The planning decision lies with the Scottish energy minister, but as the local authority Shetland Islands Council would have responsibility for ensuring planning conditions and best working practices are followed.
On the other hand, as shareholders in the development through Shetland Charitable Trust they would be subject to the inevitable commercial pressures to “take the project forward”, an impossible situation and a recipe for disaster for Shetland. Perhaps this is the reason they are already failing to keep Viking Energy in check.
Councillors through the charitable trust’s shareholding in Viking Energy Ltd face a dilemma as signatories to a partnership agreement with a FTSE 100 company, whose first responsibility is to its shareholders.
More poignantly Viking Energys agreement is not with Scottish and Southern Energy but a wholly-owned subsidiary, SSE Viking Ltd. The dramatic irony is that the majority of sitting councillors played no part in brokering the agreement.
SSE, or rather SSE Viking Ltd, lurks in the background, allowing the SIC/charitable trust to do all the legwork through Viking Energy Ltd. If planning consent was granted I suspect you would see a role reversal. The speculation and carpet bagging would begin in earnest as potential value is added to the project. Our councillors, and officials, would not know what had hit them; the questionable financial decisions of past years would pale in comparison.
Complicated and detailed? I’m afraid so, there is no Ladybird book on industrialised wind farms and how our council naively became involved in them. The biggest worry is just how much, or how little, attention they have given to the small print. Shetland’s environment and unique natural heritage would be the loser; it would be sold down a subsidised river, helped along by a self-empowered minority, with no mandate from the Shetland people.

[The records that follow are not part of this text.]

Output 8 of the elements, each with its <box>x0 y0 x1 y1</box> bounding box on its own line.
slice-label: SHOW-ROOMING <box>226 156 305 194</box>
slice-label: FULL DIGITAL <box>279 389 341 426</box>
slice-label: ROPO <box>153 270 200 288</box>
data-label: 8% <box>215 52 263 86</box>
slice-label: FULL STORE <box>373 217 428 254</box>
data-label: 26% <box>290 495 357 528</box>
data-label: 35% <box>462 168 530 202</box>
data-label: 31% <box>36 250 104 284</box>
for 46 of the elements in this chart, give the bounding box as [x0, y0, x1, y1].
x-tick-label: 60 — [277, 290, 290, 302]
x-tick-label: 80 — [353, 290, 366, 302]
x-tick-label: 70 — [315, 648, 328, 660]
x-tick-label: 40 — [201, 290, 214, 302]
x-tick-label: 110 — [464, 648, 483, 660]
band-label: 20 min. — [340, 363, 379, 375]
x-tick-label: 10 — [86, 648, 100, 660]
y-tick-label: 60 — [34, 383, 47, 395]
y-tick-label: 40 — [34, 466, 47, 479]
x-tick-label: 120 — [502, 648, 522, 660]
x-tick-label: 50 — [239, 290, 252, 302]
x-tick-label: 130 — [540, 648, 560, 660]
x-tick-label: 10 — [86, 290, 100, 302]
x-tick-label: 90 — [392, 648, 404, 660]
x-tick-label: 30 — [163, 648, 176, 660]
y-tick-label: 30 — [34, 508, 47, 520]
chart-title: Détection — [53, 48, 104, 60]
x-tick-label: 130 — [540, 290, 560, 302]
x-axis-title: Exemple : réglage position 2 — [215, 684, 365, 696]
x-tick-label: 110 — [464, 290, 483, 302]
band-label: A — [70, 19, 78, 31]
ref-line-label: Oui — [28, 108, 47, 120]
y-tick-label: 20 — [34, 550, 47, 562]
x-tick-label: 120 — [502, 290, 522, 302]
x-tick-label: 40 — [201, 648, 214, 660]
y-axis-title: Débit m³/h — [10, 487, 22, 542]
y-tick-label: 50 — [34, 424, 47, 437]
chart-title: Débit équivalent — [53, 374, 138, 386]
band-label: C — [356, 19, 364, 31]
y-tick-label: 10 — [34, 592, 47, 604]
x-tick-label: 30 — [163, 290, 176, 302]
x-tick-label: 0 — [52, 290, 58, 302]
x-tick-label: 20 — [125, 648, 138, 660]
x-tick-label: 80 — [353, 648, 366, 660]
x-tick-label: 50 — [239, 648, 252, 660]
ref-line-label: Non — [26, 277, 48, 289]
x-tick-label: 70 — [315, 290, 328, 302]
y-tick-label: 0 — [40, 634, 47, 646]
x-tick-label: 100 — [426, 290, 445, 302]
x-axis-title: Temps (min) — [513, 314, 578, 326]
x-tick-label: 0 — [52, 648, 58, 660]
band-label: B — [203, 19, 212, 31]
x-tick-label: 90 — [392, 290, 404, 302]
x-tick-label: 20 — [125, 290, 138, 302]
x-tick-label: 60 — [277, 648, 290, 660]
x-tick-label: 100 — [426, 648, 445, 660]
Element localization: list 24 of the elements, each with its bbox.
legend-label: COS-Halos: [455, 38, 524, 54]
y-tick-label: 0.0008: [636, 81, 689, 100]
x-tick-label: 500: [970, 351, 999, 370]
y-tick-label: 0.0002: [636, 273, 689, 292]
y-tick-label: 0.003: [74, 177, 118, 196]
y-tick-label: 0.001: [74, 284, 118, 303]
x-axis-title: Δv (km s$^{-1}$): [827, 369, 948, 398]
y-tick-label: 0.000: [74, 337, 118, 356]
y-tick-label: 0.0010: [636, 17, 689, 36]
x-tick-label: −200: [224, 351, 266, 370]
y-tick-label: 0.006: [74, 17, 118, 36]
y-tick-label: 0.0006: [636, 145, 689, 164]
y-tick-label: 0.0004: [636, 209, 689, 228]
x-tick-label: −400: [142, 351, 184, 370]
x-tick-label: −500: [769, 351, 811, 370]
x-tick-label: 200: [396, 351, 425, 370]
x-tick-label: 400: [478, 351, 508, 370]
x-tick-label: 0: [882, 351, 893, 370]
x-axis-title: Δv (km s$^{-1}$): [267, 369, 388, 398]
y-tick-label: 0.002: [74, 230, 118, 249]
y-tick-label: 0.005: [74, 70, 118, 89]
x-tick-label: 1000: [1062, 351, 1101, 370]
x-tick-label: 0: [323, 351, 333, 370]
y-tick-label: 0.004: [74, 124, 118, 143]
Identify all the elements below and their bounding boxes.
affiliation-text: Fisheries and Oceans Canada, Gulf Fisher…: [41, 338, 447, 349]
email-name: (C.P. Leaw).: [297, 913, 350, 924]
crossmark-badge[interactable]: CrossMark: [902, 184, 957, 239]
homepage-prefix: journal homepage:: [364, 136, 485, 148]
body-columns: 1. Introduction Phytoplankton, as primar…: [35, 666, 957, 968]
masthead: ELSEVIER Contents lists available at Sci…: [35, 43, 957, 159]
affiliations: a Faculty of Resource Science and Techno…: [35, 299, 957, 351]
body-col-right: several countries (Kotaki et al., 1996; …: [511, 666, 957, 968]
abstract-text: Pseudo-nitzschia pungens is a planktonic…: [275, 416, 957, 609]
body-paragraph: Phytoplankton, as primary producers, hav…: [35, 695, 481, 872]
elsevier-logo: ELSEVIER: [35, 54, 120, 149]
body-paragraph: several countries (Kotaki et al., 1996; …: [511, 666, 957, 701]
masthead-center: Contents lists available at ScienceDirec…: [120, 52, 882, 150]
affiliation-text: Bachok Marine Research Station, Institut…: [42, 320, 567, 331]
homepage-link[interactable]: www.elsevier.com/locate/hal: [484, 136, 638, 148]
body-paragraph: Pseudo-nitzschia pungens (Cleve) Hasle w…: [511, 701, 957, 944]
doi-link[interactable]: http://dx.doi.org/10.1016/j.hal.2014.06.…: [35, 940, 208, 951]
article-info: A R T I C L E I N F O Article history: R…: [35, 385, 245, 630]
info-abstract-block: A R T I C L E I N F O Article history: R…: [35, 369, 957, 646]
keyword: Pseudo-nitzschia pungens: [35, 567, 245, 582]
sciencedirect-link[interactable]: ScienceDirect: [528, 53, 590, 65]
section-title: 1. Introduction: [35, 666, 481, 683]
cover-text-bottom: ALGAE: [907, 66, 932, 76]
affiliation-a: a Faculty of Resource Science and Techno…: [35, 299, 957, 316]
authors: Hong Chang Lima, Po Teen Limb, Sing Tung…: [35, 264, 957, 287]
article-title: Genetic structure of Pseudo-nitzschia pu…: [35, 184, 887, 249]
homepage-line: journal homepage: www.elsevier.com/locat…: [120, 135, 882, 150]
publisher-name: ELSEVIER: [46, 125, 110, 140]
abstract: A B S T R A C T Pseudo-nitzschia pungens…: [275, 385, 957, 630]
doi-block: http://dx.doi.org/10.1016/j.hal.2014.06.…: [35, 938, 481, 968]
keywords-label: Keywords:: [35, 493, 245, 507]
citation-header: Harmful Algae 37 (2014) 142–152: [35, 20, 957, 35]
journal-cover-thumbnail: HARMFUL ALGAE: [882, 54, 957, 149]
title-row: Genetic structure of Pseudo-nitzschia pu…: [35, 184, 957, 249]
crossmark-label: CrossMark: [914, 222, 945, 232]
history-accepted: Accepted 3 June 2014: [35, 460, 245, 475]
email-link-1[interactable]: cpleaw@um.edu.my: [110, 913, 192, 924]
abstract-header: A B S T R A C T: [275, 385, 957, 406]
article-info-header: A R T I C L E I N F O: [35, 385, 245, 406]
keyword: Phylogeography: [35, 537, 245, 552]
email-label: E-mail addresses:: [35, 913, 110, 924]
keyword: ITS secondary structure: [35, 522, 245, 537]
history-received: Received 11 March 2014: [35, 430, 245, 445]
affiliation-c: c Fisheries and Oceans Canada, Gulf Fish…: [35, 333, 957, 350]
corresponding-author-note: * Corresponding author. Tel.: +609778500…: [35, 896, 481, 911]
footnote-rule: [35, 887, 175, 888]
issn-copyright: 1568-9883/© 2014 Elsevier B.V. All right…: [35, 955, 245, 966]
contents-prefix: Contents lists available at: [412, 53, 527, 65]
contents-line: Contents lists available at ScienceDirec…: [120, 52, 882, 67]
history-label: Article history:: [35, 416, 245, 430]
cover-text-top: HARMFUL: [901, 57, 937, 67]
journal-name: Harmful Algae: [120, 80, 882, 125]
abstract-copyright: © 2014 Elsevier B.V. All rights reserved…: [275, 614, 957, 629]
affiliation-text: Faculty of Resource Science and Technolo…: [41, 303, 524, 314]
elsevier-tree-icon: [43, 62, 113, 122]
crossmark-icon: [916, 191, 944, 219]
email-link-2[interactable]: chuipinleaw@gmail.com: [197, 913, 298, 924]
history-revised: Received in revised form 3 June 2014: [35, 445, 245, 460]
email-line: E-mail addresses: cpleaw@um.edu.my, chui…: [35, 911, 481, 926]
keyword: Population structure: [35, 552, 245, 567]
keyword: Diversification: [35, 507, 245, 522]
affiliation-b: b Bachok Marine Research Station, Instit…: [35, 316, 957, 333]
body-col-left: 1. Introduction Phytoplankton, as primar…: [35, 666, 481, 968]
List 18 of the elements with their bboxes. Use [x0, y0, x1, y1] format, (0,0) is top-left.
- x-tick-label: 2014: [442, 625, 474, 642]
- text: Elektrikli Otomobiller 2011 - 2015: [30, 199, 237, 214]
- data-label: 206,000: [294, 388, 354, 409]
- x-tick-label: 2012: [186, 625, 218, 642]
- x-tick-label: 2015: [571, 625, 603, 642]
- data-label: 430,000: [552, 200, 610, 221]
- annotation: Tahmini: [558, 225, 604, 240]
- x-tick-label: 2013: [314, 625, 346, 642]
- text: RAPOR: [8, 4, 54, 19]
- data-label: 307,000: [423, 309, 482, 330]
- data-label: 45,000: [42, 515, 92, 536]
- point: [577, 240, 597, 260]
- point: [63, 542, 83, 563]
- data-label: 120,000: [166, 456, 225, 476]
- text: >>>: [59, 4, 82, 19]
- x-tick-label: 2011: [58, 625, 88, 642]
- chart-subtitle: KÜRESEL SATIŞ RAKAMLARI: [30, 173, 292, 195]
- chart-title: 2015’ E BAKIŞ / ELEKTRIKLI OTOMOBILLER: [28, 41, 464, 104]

Sustainable Shetland supports renewables and developments that are fit for scale and do not damage the environment disproportionately. We believe renewables should come from the community in a bottom up fashion, essentially carrying public support with it and developing a learning process on how we can live more efficiently and sustainably.
Examples of this can be taken from the Cradle to Cradle Islands initiative and Søren Hermansen’s vision on the Danish island of Samsø. They should not be imposed in industrialised measures from the top down.
A rational debate on energy policy and efficiencies is not happening because the industry and governments are not listening to communities.
Large scale renewables are being forced on the public through skewed government thinking; also in Shetland’s case, by an element within the council which has lost sight of its public service remit and choose instead to behave as developers.
Industrialised wind generation, especially built on valuable carbon sink habitat, is to energy policy, economics, efficiency, and security of supply, what the sub-prime mortgage market was ultimately to global economics.
It is an Emperor’s New Clothes policy, massively subsidised by the consumer and taxpayer and hopelessly unable to fill our impending generation shortfall, or effectively reduce carbon emissions. Energy conservation leading to less demand, plus more off grid projects, would be a more effective first line approach.
In Shetland it is ridiculous for us not to have a gas-fired power station, derived from Sullom Voe throughput for the next 30 to 40 years. This would immediately reduce our emissions and provide efficient backup to develop local and proportionate renewable schemes. Neither do all of these schemes need to be grid connected.
What is going on in Shetland today is equal to any past injustice suffered in these islands. People who care about this very special place need to be more vociferous; public opinion is the one thing which makes politicians take notice.
Put pen to paper, fingers to keyboard, or lift the phone and express your concerns to your councillors/MSPs/MP, the Scottish energy minister, and anybody else you can think of.